Euro-zone markets gained sharply during October, rising by 4.6% in euro and by 3.2% in US dollars. After several months of decline, the relative performance of large growth stocks first turned positive during September. This trend continued and strengthened further during October. While the initial turn towards large growth was quite modest and not accompanied by any particular pattern of returns among smaller companies, the recent month’s style returns reveal the emergence of a clearer pattern. The outperformance of large growth companies has been stronger and has been accompanied by a significant decline in the relative rewards to smaller companies.
The performance swing towards large growth stocks and away from smaller company securities is particularly interesting given the widely publicised positive European economic outlook. Prospects of resurgent economic growth (and a possibility of higher inflation and higher long-term interest rates) tend to favour value equity investments. That was very much the theme during the earlier part of 1999. In this context, the turn towards larger growth stocks and away from smaller value stocks tells either that the economic outlook may have altered or that some other effect(s) may be gaining dominance.

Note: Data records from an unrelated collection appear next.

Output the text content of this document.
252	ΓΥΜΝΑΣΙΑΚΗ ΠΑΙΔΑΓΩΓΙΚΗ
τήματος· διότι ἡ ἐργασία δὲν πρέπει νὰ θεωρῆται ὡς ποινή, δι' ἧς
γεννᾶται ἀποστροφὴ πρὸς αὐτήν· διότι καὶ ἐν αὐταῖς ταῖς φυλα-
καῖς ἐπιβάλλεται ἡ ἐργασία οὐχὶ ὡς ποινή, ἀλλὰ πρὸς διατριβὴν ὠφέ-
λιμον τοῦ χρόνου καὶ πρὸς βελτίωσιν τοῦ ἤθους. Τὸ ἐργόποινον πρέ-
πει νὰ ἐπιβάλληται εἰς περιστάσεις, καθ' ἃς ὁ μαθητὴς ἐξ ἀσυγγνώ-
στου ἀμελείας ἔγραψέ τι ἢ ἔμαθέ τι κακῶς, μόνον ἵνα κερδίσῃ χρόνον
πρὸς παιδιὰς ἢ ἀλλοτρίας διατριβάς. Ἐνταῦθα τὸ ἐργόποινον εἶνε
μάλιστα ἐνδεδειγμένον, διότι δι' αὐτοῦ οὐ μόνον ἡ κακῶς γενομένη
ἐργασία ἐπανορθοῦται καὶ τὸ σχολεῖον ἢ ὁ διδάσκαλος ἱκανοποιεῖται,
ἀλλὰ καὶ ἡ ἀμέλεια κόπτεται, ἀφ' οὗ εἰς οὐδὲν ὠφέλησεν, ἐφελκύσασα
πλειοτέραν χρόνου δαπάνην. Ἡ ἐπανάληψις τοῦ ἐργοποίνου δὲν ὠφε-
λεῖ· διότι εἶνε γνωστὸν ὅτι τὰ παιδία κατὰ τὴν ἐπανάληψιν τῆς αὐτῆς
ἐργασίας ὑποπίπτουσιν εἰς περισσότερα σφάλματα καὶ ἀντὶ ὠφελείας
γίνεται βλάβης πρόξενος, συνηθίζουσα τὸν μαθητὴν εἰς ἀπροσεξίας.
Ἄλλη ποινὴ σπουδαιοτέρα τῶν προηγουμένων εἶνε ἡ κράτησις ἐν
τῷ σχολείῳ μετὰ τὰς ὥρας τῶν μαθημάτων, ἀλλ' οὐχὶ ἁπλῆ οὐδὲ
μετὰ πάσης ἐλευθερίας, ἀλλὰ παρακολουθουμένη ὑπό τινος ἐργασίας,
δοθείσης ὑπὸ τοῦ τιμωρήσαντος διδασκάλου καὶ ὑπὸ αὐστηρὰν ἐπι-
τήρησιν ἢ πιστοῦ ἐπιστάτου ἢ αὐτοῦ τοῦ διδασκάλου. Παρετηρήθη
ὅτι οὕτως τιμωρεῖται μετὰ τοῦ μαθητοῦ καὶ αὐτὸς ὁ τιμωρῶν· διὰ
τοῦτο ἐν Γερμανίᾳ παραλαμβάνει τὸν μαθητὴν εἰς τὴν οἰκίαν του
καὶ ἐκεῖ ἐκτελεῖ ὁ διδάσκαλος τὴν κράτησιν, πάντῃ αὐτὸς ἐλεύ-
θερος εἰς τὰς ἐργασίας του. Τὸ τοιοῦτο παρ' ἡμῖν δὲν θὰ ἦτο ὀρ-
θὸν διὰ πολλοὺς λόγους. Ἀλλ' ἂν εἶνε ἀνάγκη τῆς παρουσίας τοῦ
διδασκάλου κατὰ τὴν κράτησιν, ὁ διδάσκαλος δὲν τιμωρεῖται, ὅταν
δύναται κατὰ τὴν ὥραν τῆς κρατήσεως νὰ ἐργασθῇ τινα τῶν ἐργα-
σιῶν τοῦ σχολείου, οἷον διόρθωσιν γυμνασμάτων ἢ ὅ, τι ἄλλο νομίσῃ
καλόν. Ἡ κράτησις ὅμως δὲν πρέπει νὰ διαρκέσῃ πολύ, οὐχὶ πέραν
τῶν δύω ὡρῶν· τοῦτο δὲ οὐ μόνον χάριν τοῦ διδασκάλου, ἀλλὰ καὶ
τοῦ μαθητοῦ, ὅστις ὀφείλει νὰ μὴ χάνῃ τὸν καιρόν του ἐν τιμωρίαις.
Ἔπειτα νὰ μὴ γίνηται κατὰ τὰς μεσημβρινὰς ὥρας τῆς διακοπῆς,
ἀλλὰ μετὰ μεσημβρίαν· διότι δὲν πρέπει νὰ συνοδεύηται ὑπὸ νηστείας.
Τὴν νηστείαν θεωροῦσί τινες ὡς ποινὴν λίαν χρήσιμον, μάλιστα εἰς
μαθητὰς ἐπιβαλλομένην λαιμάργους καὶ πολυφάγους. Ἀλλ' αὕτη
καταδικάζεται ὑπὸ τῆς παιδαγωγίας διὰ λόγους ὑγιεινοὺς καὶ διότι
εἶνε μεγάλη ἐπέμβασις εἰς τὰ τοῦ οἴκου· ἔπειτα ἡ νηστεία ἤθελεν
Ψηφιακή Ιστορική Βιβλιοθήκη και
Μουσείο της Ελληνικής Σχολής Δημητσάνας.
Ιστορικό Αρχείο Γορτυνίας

Perhaps the markets are again reflecting the appreciation that Euro-zone market integration, increasing cross border investment and currency stability and a regular export environment tend to favour larger growth companies.
Robert Schwob is director of Style Research in London. http://www.StyleResearch.com
Notes: Euro Zone includes the 11 markets within the initial formation of the euro (Germany, France, The Netherlands, Belgium, Luxembourg, Italy, Ireland, Spain, Portugal, Austria, Finland). The total sample comprises 2,800 traded securities, and returns are the cumulative market-relative total returns (including income) earned from investing in the indicated style portfolios. The analysis is presented in country adjusted and sector adjusted (using the 10 economic groups within the FTSE Actuaries Industry Classification System) format, ie, after having adjusted for industrial sector distortions and country to country distortions. Size is the primary sort, where large is the top 80% by capitalisation and small the bottom 20%. Value is taken to be the top half, by capitalisation, of each size category, sorted by book value per share to share price, and rebalanced every six months; growth is simplified as the other half within each size category.